“Behind the Waterline” by Kiona Walker Lamalle

In her debut novel, Behind the Waterline (Blaire 2025), author Kiona Walker Lemalle tells a dual timeline story in two historically significant periods set apart by about four decades.

First and foremost, Behind the Water Line is a coming-of-age story about teenage Eric and a courageous journey that he is seemingly forced to take in a quest to fulfill his writing assignment about someone who is a legend in his family.

Initially Eric can’t imagine anything more interesting than the way his grandma makes chicken salad:

 

“‘I need an alternative assignment,’ I say.

‘Alternative? But why?’

‘I don’t know any legends.’

‘Oh, but of course you do.’ Our eyes lock. ‘You just don’t know it yet.’”

Eric’s mother died in childbirth, and rumor has it that his only relative, his grandmother, known as Crazy Ruth, drove away his father. Eric is full of questions about his family, but his grandmother isn’t talking. An eccentric woman, Ruth is a study in contrasts. Her antisocial behavior sets not only herself, but also Eric apart. As a result of her behavior and others’ reactions to it, Eric is also socially awkward. However, when someone close to his grandmother tells Eric that she wasn’t always this way, the mysteries surrounding his grandma and his own existence push him forward in his quest for knowledge about his family.

What, he wants to know, happened to make her this way?

The story begins in New Orleans, just prior to Hurricane Katrina, whose forceful fury creates upheavals in the lives of the characters which are mirrored by the very real havoc Katrina brings to the city, and in particular, to this neighborhood. The night of the hurricane, a tree crashes through their living room and Eric’s grandma has to move up to his second-floor bedroom.

Eric is not going to be left unscathed by the turmoil Katrina will cause. On the morning after the storm, he finds his grandmother in a hidden room behind his closet. The room is filled with things he’s never seen before and his grandma is attempting to remove the back of a bookcase. Eric walks around to his grandma, who cautions him not to touch anything. He tries to sit down but falls and hits his head on the floor. Eric vividly sees images and people from other times and places unfamiliar to him.

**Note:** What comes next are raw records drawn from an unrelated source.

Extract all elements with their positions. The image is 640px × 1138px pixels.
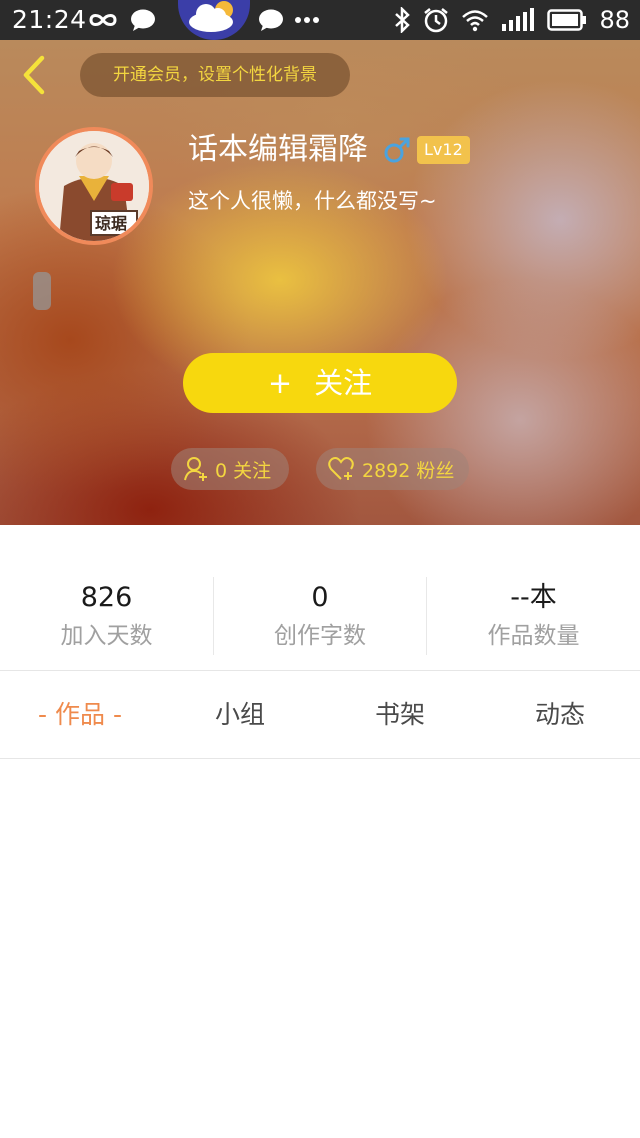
stat-works-count: --本 作品数量 [426, 577, 640, 655]
level-badge: Lv12 [417, 136, 470, 164]
tab-bookshelf[interactable]: 书架 [320, 671, 480, 759]
svg-text:琼琚: 琼琚 [95, 214, 127, 233]
stat-label: 创作字数 [274, 623, 366, 649]
alarm-clock-icon [424, 8, 449, 33]
stat-words-written: 0 创作字数 [213, 577, 426, 655]
follow-button-label: 关注 [314, 366, 373, 400]
stat-days-joined: 826 加入天数 [0, 577, 213, 655]
fans-count-label: 2892 粉丝 [362, 459, 455, 482]
status-left-icons-2 [258, 6, 320, 34]
following-count-button[interactable]: 0 关注 [171, 448, 289, 490]
drag-handle[interactable] [33, 272, 51, 310]
back-arrow-icon [23, 55, 45, 95]
tab-content-area [0, 760, 640, 1138]
profile-header: 开通会员，设置个性化背景 琼琚 话本编辑霜降 Lv12 这个人很懒，什么都没写~… [0, 40, 640, 525]
following-count-label: 0 关注 [215, 459, 272, 482]
status-bar: 21:24 88 [0, 0, 640, 40]
follow-button[interactable]: + 关注 [183, 353, 457, 413]
avatar-illustration-icon: 琼琚 [39, 131, 149, 241]
profile-page: 21:24 88 开通会员，设置个性化背景 琼琚 话本编辑霜降 Lv12 这个人… [0, 0, 640, 1138]
stat-value: 826 [80, 582, 133, 613]
stat-label: 作品数量 [487, 623, 580, 649]
battery-icon [547, 9, 587, 31]
tab-groups[interactable]: 小组 [160, 671, 320, 759]
male-gender-icon [384, 137, 410, 163]
fans-count-button[interactable]: 2892 粉丝 [316, 448, 469, 490]
avatar[interactable]: 琼琚 [35, 127, 153, 245]
status-right-icons: 88 [393, 4, 630, 36]
status-time: 21:24 [12, 5, 87, 34]
infinity-icon [89, 14, 117, 26]
stat-value: 0 [311, 582, 329, 613]
back-button[interactable] [12, 50, 56, 100]
bluetooth-icon [395, 7, 411, 33]
weather-badge [178, 0, 250, 40]
heart-add-icon [328, 457, 354, 480]
weather-cloud-icon [189, 1, 233, 32]
stat-value: --本 [510, 582, 557, 613]
stats-row: 826 加入天数 0 创作字数 --本 作品数量 [0, 525, 640, 671]
person-add-icon [184, 457, 207, 481]
vip-banner-button[interactable]: 开通会员，设置个性化背景 [80, 53, 350, 97]
profile-tabs: - 作品 - 小组 书架 动态 [0, 671, 640, 759]
chat-bubble-icon [131, 9, 155, 31]
chat-bubble-icon [259, 9, 283, 31]
tab-works[interactable]: - 作品 - [0, 671, 160, 759]
plus-icon: + [267, 366, 293, 400]
tab-activity[interactable]: 动态 [480, 671, 640, 759]
user-bio: 这个人很懒，什么都没写~ [188, 189, 437, 213]
signal-icon [502, 8, 535, 31]
more-dots-icon [295, 17, 319, 23]
username: 话本编辑霜降 [188, 132, 368, 167]
wifi-icon [462, 10, 489, 32]
stat-label: 加入天数 [60, 623, 153, 649]
battery-percent: 88 [599, 6, 630, 34]
status-left-icons [86, 6, 156, 34]
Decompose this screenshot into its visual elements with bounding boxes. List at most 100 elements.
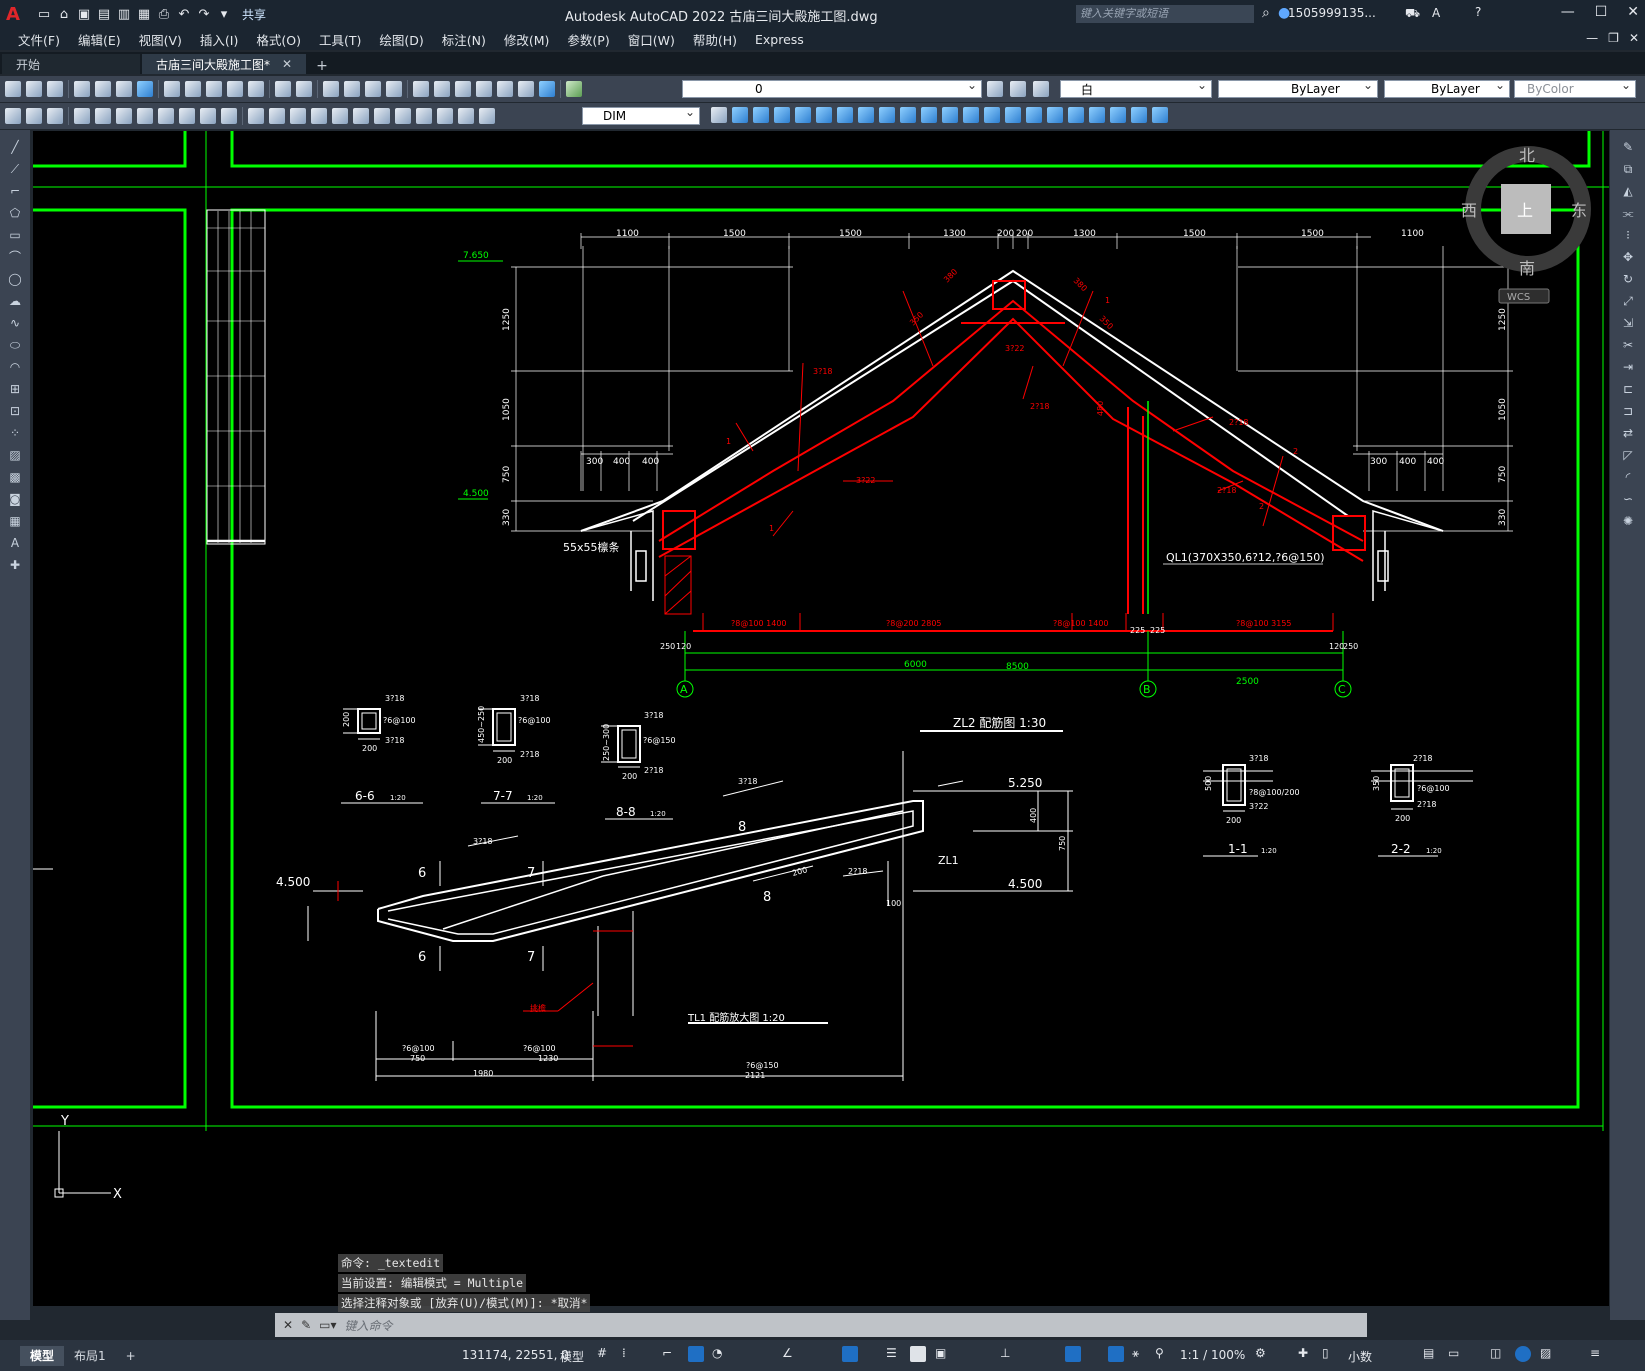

He later wakes up in his own bed, the wall in his closet is solid, but there is a piece of wood that looks like the back of a bookcase underneath the broken window. He wonder if there actually a room or was he having cellular memories, or visions:

“But I don’t have visions. I dream. There’s a difference.”

Later that day, there is a brief reprieve in the weather and the neighbors gather in the street—until the levees fail. The waters, filled with sewage, rise and fill up the first floor of the house; Eric and his grandma are forced to remain on the second floor for days.

Eventually they are rescued and evacuated to Houston along with some of their friends and neighbors. Beginning anew presents its own challenges, but Eric and Grandma Ruth forge a path with the help of some of their neighbors. They begin to create a new life.

But Eric’s former life still has a hold on him. When he returns to New Orleans on several occasions, something always seems to happen to him. For example, he hits his head and more insights are revealed while he revisits a time of profound unrest and groundbreaking civil rights movements.

The story is artfully presented. Friendships are made and lost, mysteries are unraveled and tragedies are interspersed with some heartwarming moments:

“After a while, when the sun finally goes down and the evening comes, the man whose mother has just died, removes her from her wheelchair and drags her body to the wall of the convention center. He leans her against the brick and crosses her hands and feet. She looks asleep when he’s finished.

He walks over to grandma. ‘Ma’am, would you like to sit in my mother’s chair? She’d want you to.’”

In the end, not only does Eric find answers to questions he wasn’t even asking, but he also finds the legend for his story.

Kionna Walker LeMalle

Kionna Walker LeMalle is a novelist, poet, speaker, and sought-after writing teacher. She has taught writers at every level from elementary through graduate school. Today, LeMalle is an executive writer for the University of Houston-Downtown and an adjunct professor in the Department of Narrative Arts at Houston Christian University. Through Houston’s Writers in the Schools, she served as writer-in-residence at Travis Elementary in the Houston Heights community, offered community writing workshops, and trained writing teachers.  Passionate about nurturing community among writers of all ages, LeMalle founded Writer.Teacher.Friend, a virtual writing group.